Hitzfeld succeeds current supremo Köbi Kuhn, set to vacate the position after the Euro 2008 tournament on home soil this summer, with the General asked to lead the Swiss to the global match-up in 2010. “It would be tremendous. The pressure and the level of expectation would also be intense in Switzerland, but it would be highly manageable,“ the 59-year-old was quoted as saying two weeks ago. Hitzfeld’s qualifying group opponents on the road to the first World Cup in Africa will be Greece, Israel, Moldova, Latvia and Luxembourg.
Back to the roots
The new position, Hitzfeld’s first engagement with a national association after almost 25 years at club level, represents a return to his coaching roots. He began his post-playing career in the shadow of the Alps, taking charge of SC Zug, FC Aarau and Grasshopper Zurich between 1983 and 1991. He then switched to the Bundesliga, with spells at Borussia Dortmund (1991-97) and Bayern (1998-2004, and February 2007 to the present).
Hitzfeld ranks as the most successful Bayern coach of all time with a roll of honour comprising five league titles, two DFB Cup wins, the Champions League and the World Club Cup. He added two further league titles and another Champions League triumph with Dortmund. Hitzfeld’s position at Germany’s most successful club will be filled by Jürgen Klinsmann, although the General is determined to leave with yet more trophies to add to his outstanding collection.

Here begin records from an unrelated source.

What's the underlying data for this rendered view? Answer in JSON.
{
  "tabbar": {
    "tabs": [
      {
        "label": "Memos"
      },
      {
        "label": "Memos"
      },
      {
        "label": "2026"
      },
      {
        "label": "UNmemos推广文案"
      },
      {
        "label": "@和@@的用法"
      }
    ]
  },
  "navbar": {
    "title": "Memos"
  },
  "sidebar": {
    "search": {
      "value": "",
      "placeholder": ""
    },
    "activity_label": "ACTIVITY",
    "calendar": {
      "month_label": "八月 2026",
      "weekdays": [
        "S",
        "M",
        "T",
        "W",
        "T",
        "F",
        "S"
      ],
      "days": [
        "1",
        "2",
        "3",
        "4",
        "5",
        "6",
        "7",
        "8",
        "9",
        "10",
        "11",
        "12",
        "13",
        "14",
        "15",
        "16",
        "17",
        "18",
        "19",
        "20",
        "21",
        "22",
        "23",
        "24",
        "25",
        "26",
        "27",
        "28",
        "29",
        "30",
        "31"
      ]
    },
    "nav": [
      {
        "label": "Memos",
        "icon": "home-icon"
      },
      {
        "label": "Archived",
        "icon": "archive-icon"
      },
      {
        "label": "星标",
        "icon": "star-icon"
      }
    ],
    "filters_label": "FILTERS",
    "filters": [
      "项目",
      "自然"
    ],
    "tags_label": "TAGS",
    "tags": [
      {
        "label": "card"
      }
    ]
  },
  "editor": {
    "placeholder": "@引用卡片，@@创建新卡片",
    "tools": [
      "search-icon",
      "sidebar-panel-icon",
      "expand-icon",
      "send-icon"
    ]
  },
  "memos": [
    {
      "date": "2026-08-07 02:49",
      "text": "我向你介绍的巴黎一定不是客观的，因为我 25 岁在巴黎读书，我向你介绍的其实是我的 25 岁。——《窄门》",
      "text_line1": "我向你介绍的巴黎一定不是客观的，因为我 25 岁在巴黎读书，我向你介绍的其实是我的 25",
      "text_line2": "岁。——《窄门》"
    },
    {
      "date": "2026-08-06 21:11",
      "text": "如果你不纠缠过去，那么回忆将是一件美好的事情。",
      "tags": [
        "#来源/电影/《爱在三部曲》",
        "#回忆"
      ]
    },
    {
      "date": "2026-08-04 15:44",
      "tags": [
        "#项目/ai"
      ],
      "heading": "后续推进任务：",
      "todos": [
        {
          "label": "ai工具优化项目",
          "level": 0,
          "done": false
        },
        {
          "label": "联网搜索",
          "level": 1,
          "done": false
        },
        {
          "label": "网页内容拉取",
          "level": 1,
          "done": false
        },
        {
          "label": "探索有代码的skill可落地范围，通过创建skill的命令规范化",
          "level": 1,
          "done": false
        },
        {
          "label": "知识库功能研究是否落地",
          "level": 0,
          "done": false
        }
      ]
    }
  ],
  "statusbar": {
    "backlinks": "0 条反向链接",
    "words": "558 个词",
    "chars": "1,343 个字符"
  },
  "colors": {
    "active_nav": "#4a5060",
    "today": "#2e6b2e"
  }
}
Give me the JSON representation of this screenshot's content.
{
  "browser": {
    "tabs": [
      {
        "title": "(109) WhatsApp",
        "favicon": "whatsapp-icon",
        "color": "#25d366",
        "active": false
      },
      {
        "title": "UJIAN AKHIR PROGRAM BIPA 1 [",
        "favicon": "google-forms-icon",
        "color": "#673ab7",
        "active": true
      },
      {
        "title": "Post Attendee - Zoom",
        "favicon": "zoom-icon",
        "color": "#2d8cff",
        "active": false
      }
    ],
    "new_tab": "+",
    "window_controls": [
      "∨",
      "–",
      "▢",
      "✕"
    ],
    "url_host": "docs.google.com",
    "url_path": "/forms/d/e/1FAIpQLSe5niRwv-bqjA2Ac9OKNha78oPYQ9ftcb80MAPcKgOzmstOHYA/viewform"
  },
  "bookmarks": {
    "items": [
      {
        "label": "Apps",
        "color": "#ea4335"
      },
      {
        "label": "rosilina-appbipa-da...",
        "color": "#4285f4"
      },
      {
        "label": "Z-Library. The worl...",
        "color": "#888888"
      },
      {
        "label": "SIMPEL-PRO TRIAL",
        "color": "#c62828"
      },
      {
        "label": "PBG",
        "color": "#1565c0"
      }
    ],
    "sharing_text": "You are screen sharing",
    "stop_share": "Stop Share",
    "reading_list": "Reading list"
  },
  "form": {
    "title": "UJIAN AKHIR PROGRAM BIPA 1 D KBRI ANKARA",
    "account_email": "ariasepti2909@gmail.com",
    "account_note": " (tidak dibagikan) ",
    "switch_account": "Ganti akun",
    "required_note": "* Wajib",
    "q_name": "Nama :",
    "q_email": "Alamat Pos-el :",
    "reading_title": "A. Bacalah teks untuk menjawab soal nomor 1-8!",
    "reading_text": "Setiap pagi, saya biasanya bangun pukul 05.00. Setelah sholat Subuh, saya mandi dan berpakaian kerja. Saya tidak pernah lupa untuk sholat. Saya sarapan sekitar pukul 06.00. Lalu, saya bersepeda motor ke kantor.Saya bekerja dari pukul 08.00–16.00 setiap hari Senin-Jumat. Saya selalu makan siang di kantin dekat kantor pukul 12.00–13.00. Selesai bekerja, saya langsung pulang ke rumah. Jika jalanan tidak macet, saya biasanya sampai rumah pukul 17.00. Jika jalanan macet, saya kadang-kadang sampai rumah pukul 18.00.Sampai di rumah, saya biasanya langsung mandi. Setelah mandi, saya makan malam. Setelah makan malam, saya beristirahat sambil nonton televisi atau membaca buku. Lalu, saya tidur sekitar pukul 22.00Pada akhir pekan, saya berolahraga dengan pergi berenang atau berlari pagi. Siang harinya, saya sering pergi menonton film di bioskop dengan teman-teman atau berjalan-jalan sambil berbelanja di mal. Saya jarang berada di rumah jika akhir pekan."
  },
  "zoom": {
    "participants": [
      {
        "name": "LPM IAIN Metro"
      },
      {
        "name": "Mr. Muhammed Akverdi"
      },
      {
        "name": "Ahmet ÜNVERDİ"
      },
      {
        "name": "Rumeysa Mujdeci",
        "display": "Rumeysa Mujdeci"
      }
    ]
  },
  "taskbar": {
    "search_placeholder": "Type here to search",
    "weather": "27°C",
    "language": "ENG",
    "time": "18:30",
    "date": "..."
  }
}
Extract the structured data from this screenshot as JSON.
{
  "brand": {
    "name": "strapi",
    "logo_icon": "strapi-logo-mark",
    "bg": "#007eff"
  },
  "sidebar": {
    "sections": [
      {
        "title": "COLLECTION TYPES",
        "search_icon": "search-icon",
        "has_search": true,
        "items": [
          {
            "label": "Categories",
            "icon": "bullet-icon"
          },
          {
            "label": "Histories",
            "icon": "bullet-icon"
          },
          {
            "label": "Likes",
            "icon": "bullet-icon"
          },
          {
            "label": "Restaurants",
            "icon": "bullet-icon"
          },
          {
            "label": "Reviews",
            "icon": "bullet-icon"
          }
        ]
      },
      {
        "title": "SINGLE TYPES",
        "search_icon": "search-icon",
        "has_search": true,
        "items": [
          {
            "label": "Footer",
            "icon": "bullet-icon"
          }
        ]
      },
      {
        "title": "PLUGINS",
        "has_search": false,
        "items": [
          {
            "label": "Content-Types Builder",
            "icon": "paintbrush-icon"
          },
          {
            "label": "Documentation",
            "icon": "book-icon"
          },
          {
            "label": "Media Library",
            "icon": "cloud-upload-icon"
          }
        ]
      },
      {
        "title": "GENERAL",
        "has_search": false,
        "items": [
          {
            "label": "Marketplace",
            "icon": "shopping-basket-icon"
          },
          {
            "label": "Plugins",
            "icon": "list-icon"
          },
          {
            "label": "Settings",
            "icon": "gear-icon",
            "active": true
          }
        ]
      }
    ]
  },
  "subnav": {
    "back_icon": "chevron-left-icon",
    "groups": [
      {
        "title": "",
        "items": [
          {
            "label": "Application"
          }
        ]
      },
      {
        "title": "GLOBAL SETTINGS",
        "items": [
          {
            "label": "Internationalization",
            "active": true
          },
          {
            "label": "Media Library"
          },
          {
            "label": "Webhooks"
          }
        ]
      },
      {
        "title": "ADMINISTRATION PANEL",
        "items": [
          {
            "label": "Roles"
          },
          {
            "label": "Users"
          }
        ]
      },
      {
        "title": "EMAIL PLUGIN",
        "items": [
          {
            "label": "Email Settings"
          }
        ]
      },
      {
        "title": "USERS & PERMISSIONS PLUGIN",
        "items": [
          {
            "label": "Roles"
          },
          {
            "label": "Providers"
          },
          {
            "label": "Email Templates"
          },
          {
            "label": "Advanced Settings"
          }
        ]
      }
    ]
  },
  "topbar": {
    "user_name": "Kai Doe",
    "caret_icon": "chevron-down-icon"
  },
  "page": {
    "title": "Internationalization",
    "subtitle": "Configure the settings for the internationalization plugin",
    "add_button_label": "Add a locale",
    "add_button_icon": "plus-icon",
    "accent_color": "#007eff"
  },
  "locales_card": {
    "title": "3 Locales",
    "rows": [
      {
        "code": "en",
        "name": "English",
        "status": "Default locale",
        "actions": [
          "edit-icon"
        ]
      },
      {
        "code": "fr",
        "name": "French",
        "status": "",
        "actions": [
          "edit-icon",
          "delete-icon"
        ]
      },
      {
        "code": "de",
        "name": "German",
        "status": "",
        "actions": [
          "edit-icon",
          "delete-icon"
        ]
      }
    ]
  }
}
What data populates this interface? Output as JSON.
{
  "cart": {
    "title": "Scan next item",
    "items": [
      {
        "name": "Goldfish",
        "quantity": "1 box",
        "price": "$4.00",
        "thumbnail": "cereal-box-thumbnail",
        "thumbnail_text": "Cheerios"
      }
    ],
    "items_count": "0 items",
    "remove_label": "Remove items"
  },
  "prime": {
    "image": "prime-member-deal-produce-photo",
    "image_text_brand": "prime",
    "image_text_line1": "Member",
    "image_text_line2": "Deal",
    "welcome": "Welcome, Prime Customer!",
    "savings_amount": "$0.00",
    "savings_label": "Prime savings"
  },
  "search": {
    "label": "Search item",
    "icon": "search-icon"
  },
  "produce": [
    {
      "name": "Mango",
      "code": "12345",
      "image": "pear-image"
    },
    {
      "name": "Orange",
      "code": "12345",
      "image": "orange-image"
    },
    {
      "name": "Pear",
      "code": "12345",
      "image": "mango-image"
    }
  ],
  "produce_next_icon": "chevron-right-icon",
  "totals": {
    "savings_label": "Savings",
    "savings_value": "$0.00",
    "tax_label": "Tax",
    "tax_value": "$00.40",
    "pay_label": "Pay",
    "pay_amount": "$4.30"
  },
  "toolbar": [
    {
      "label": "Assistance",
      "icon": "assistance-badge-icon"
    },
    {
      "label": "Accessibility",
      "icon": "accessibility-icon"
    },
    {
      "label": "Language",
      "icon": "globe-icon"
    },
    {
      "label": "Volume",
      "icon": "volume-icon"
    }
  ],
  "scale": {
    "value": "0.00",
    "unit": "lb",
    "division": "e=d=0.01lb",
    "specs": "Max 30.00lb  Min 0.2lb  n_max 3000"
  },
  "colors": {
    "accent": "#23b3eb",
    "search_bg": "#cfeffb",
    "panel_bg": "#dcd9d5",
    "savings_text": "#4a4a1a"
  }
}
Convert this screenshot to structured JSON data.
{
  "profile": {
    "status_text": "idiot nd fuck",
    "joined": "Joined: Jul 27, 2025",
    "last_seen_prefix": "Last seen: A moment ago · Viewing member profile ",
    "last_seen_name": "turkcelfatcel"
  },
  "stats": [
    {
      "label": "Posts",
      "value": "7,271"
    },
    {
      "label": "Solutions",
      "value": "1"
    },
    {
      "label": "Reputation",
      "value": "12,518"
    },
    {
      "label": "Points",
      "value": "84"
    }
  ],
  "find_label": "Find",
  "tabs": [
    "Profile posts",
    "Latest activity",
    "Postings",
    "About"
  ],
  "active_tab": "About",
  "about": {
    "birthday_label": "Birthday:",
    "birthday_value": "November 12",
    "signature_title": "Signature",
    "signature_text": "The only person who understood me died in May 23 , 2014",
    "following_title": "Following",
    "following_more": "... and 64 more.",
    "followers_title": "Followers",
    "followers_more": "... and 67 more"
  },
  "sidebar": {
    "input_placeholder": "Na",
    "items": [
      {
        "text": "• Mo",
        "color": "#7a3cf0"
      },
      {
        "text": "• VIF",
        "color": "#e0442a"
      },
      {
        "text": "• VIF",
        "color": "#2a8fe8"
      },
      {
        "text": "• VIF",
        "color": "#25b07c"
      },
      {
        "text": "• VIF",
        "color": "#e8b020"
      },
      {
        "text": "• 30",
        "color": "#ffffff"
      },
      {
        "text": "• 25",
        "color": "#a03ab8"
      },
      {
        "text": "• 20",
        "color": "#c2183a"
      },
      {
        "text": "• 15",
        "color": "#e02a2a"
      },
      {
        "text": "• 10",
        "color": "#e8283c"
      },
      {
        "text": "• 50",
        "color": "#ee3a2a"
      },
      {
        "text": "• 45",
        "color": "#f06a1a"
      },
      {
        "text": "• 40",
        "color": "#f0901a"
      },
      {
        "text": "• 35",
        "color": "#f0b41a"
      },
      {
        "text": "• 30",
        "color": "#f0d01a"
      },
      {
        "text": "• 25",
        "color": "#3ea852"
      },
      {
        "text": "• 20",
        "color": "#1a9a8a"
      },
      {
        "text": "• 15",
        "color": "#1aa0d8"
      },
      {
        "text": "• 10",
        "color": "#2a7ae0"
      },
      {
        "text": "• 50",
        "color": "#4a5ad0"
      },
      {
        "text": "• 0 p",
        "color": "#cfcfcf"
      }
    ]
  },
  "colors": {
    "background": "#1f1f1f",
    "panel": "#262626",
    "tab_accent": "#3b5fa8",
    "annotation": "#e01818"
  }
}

Positive reaction in Switzerland
The 59-year-old still has a house in Lörrach, his town of birth close to the Swiss border, where he often returned to rest and relax during his two and a half years away from coaching after 2004. Swiss media have responded to the appointment in overwhelmingly positive fashion. The Tages-Anzeiger spoke of a “fine solution,” while the headline in tabloid Blick hailed a “tireless fighter“.